Some of the adults got involved too, crafting their own feeders with feathers, icy pole sticks, googly eyes and craft love hearts.

After 30 minutes of sticky fingers and creative freedom, the feeders were complete and the results were heartwarming and hilarious.

The kids were also given a companion “Gardens for Wildlife” booklet explaining what different native birds can eat and where to source their food from.

“Evidence shows that children are great change-makers in the home,” City of Casey Acting Manager Sustainability and Waste Vandana Rama said.

“Teaching children to recycle correctly helps create awareness and skills that last into adulthood, and shows them how they can take meaningful action to help the environment.”

The Waste Education team explained what items can be recycled and why others can’t, using the number system as the best way to determine suitability.

“Recycling can be tricky and there are common mistakes many of us make,” Ms Rama said.

In Casey, items with numbers one to five on their base can be recycled, while those bearing six and seven must be put elsewhere.

Reusable plastic shopping bags are perhaps the most misleading, flaunting a large Mobius loop generally attributed to recyclables.

However, the bags cannot be recycled as they are made of soft plastic, which has little recyclable value compared to their harder counterparts.

They can also become tangled in the machinery and can contaminate other items which then end up in landfill.

Any plastics that are “scrunchable” aren’t suitable for recycling bins.

Contamination is a big issue in the recycling world.

Any items still containing food or liquid residue, or those who haven’t been appropriately disposed of will contaminate other properly recycled items around them, and the entire section of the waste will end up in landfill as a result.

While Hampton Park does currently house one of Victoria’s largest landfill sites, Veolia’s operating licence at the tip will conclude in 2040, and waste will need to find a new home.

Black plastics, including meat trays and yoghurt lids, also cannot be recycled, being too dark for the laser used in the machinery to pick up.

Much to the surprise of the kids, tetra paks are also unsuited to the big blue bins, containing foil and plastic in their lining, similar to take-away coffee cups.

Paper receipts were likewise a shock, being designated to the landfill bin.
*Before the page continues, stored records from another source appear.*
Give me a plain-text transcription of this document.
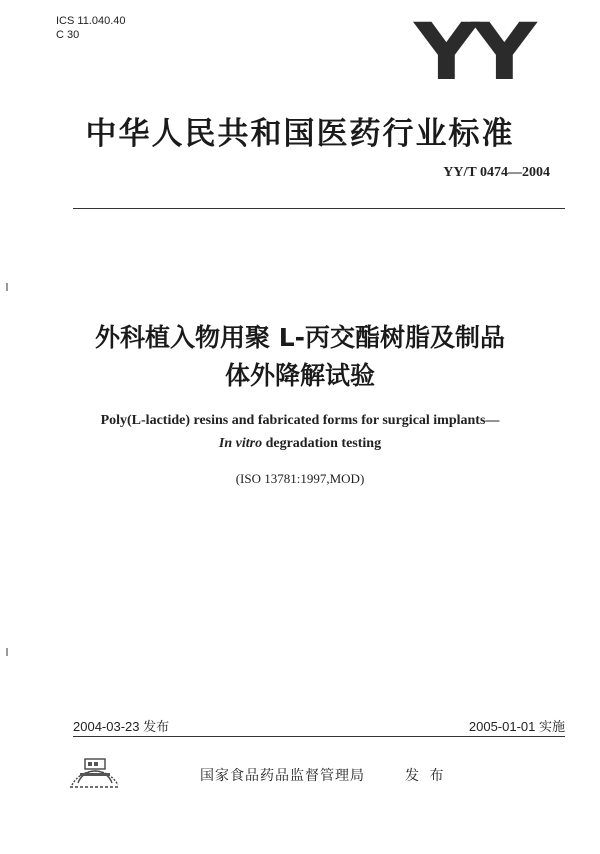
ICS 11.040.40
C 30	YY
中华人民共和国医药行业标准
YY/T 0474—2004
外科植入物用聚 L-丙交酯树脂及制品
体外降解试验
Poly(L-lactide) resins and fabricated forms for surgical implants—
In vitro degradation testing
(ISO 13781:1997,MOD)
2004-03-23 发布	2005-01-01 实施
国家食品药品监督管理局	发 布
Receipts contain inks which cannot be recycled, and the “paper” is mixed with plastic.

Plastic lids too are a no-go, but metal and aluminium lids scrape across the line.
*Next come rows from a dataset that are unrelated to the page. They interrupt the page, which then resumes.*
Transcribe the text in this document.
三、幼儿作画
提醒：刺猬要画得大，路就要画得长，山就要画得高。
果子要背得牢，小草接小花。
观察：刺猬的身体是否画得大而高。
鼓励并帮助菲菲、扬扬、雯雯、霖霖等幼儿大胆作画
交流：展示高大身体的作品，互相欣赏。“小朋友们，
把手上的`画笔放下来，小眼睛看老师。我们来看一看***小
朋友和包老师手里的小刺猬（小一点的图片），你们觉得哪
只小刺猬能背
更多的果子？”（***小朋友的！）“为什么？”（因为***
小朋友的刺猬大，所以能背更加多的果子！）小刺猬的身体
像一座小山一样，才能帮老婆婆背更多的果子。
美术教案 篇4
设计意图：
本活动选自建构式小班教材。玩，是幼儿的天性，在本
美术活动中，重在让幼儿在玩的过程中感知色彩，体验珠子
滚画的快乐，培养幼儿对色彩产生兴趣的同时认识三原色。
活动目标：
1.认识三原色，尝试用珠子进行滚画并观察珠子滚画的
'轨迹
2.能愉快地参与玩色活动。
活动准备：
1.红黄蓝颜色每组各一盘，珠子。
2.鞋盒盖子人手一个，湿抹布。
The Waste Education team explained the machinery used in recycling has a magnet that is able to sift out metal lids and allocate them for their own specific recycle-cycle.

Ceramics and dinnerwear glasses can either be donated or, if they are broken, placed in the landfill bin.

Glass bottles are at home in the blue bin, but if they are broken, they become landfill-bound.

When items are recycled correctly, the Waste Education team explained, they can create amazing things, like new kerbside bins, playground equipment, benches and park furniture.